Blog Tour, Book Review

The World between the Rain by Susan Cahill ~ Blog Tour

The World Between the Rain is a bewitching story of loss and being lost then finding yourself again. Magic, the unknown and mysteries beyond human understanding challenge readers to look at grief in a new way and find connections with those they love.

Marina and her family are struggling to cope with loss, each dealing with the pain in their own way. When a strange sleeping sickness spreads through the village making her mother unresponsive, Mavina would do anything to bring her back. The power of the rain and the spaces between the drops enchants her until she finds herself sliding through the raindrops into another world. Is this where she’ll find the answers she needs?

Children’s books and the weather

The rain is definitely another character in my novel. Its strange behaviour is mentioned in the very first line and rainfall is constant throughout the first few chapters before Marina actually falls between the raindrops into another world.

The weather (usually meaning rain) is a constant topic of conversation in Ireland.

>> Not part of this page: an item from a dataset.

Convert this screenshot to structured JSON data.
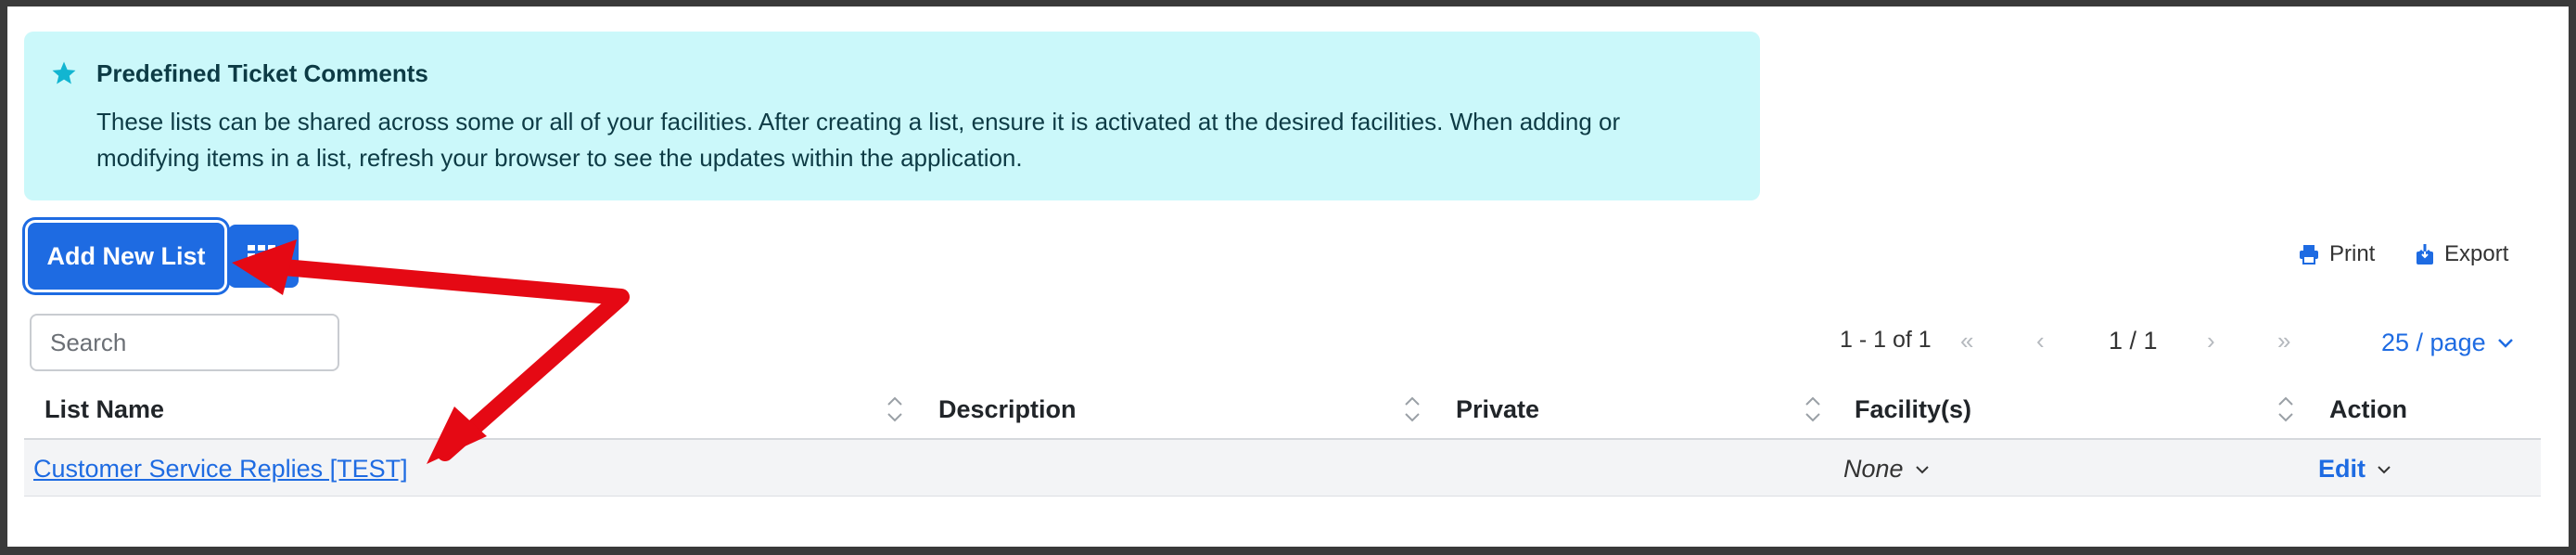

One of my favourite Irish descriptions of the weather is ‘It’s a grand soft day,’ which means it’s drizzling or misting or raining. Depending on who you’re talking to, the level of rain will change – some people are more tolerant of rain pouring from the heavens than others. Another phrase I came across to describe rain is ‘it’s raining pocketknives with their blades out.’ I heard this from a former boss, whose father used to say it. I gave this to Mrs Flynn, Marina’s neighbour in the novel. It was just too good not to use it. I know I’ve been out in weather that feels just as nasty as that.

But the rain can also be magical. Everything looks different in the rain, more tentative, more ephemeral. And who doesn’t love being curled up indoors on a rainy day, with a book to lose yourself in.

Some of my favourite children’s books also feature weather as a shaping force in the story. Think of the tornado in The Wonderful Wizard of Oz, or the way winter begins to thaw in Narnia when Aslan is on the move. The snow of The Dark is Rising signals that we’ve entered a time of ancient magic and mist in The Hounds of the Morrigan marks the boundary between our world and the supernatural one. Thrillingly, ‘there was a steady rain falling’ the day that Lucy enters the wardrobe to find Narnia. The weather outside forces the children to explore other possibilities, even a very ordinary looking wardrobe.

When I first read A Wrinkle in Time, I didn’t realise that its opening line ‘It was a dark and stormy night’ was a playful reference to the nineteenth-century novelist Edward Bulwer-Lytton or that his use of this line is often mocked as literary cliché. For me as a child reader, the darkness, the howling wind and the biting rain perfectly caught the atmosphere I craved: mysterious, dangerous, and a bit exciting.

And this is also what I was after in The World Between the Rain, to create a feeling that there might be magic in every storm, the possibility of another realm in every raindrop, and that even when we are feeling at our worst, there is always another way to look at the world.